Business as usual for the X-Men, as you can see. What makes the parts of this volume involving this supervillain plot a breezily enjoyable read is that the execution is sharper than usual this time around. Writer Marc Guggenheim keeps the pace fast and the action packed throughout this little arc and that counts for a lot. Even if there aren’t any big twists or surprises in the story itself, he wisely keeps the focus on Kitty and Colossus’ relationship to provide some actual human drama in addition to the plot drama of this new virus. I also like how Guggenheim juggles multiple subplots over the course of these issues, though it remains to be seen whether or not they’ll be resolved as well in the next volume as the wedding is here.
So, about that wedding. The issue itself features some very nice art from David Marquez who is great at selling the emotional content of the event. It’s an issue entirely of characters talking to each other, but as the artist has shown during his many collaborations with Brian Michael Bendis, he’s really good at handling this kind of stuff. I don’t want to get into spoiler territory right here, but what happens with Kitty and Colossus does feel right. It wasn’t just Illyana’s night-before conversation with Kitty, but the uncertainty of the event was set up pretty well in the previous issues. Then you have that last-minute twist which is at once a surprise and yet completely keeping within the character of those involved. Particularly if you’ve been keeping up with their current status.
This volume of “X-Men: Gold” also features a “Wedding Special” issue which features work from legendary X-scribe Chris Claremont, as well as regular writer Guggenheim, and “Rogue & Gambit” writer Kelly Thompson. Claremont teams with Todd Nauck to give us a brief history of Kitty’s time with the “X-Men” with the intent of putting her decision to get married into proper context.
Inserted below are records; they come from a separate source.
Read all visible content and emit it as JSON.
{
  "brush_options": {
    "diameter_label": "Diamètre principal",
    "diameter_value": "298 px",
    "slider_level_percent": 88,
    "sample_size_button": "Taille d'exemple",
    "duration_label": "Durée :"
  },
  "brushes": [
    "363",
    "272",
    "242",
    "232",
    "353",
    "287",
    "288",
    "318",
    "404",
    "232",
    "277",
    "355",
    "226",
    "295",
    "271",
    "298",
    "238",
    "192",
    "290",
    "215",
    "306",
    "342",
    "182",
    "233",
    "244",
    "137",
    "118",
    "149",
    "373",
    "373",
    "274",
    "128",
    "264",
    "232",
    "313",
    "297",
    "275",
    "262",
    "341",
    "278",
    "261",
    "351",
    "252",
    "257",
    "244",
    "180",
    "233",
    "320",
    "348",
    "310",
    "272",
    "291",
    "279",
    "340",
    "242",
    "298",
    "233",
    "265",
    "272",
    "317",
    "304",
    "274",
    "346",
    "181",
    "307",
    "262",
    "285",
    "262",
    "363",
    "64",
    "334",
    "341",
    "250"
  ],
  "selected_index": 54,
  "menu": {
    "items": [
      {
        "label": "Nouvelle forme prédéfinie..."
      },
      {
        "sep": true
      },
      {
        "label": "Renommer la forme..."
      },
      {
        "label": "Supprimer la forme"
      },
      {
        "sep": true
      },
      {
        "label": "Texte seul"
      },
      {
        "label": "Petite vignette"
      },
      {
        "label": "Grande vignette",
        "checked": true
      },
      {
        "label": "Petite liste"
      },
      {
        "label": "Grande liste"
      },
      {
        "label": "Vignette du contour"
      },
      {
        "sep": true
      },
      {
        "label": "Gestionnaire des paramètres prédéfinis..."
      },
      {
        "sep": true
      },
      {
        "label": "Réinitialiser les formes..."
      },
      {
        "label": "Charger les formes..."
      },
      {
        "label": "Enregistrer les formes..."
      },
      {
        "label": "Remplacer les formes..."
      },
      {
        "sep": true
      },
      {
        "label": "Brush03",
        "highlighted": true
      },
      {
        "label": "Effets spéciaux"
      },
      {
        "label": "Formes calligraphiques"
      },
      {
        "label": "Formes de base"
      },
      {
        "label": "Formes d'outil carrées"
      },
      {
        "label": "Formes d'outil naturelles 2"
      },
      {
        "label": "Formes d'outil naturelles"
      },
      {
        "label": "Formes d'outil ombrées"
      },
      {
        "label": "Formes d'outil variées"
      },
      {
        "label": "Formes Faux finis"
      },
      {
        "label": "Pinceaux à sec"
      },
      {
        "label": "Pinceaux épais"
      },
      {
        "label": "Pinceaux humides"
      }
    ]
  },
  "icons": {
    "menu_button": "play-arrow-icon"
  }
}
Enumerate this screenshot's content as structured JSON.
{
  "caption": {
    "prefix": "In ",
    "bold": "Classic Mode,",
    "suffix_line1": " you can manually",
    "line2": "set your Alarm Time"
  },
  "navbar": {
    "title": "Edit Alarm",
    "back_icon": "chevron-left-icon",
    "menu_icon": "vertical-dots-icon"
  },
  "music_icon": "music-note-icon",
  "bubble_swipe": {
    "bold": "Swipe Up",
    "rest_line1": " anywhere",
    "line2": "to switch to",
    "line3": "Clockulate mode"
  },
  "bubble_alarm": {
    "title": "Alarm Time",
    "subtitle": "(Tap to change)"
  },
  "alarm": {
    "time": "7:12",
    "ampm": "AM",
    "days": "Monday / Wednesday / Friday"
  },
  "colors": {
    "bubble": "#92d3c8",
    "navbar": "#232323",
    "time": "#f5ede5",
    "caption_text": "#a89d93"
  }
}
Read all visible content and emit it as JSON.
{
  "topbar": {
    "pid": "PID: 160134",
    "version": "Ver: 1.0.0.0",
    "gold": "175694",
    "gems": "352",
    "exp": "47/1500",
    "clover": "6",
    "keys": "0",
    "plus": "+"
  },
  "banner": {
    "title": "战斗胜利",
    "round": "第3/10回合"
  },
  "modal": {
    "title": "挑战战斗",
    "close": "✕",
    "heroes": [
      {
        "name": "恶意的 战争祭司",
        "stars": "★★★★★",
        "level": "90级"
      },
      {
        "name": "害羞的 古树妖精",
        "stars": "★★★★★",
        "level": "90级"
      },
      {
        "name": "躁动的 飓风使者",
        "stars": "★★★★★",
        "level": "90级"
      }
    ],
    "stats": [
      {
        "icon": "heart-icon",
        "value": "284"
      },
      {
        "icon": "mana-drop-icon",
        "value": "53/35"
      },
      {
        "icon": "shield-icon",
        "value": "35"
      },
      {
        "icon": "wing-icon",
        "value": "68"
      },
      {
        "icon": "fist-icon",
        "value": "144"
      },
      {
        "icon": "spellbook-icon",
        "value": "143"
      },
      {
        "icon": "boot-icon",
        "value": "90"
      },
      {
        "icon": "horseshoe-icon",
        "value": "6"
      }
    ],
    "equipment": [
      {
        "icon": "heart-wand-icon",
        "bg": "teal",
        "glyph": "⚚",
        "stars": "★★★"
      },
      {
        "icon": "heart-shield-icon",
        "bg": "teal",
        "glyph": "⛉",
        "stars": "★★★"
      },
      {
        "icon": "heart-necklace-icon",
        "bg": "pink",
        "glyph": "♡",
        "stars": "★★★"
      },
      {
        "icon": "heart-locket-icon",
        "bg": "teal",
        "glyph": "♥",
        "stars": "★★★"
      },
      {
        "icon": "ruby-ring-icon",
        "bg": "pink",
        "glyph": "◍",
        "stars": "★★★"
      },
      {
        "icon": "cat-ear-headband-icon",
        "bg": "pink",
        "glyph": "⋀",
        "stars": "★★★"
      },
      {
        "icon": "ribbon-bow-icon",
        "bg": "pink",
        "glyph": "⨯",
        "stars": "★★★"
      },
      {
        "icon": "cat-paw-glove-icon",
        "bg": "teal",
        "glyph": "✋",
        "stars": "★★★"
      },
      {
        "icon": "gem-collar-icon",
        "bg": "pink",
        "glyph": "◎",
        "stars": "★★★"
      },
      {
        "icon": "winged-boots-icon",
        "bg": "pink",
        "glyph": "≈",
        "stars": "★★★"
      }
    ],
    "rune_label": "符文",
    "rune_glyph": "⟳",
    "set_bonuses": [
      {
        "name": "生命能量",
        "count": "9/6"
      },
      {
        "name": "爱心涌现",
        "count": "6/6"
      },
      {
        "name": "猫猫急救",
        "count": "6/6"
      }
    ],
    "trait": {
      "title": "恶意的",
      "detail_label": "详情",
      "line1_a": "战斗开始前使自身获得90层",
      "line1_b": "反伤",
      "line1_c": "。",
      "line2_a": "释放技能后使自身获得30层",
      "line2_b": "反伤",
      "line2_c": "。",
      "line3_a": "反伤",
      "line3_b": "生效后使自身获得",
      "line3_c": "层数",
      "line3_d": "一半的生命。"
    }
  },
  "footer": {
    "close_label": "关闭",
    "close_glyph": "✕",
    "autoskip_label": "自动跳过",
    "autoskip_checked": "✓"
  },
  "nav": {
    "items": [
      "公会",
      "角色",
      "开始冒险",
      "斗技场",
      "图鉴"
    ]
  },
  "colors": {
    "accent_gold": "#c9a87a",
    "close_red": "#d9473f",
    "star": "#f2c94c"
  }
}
Guggenheim and Greg Land show us what the Colossus bachelor party express was up to before he was kidnapped and nod to the events of “Doctor Strange: Damnation” in the process. Finally, Thompson and Marika Cresta reveal what Kitty got up to for her bachelorette. All three stories are entertaining bits of fluff that would’ve been better served had the “Wedding Special” been placed at the beginning of the collection rather than the end. For reasons pertaining to both logistics and the outcome of the wedding itself.
So I did like “Cry Havok” more than “‘Til Death Do Us Part” on my first read-through. I thought its resolution of the Mothervine subplot had more heft to it than the drama of the wedding. Going back over them prior to writing this, the former’s storytelling doesn’t quite hang together while the emotional content of the latter stuck with me. I’m glad that I’ve got both volumes of these series in my library, but “Gold” wins the battle of quality this time out.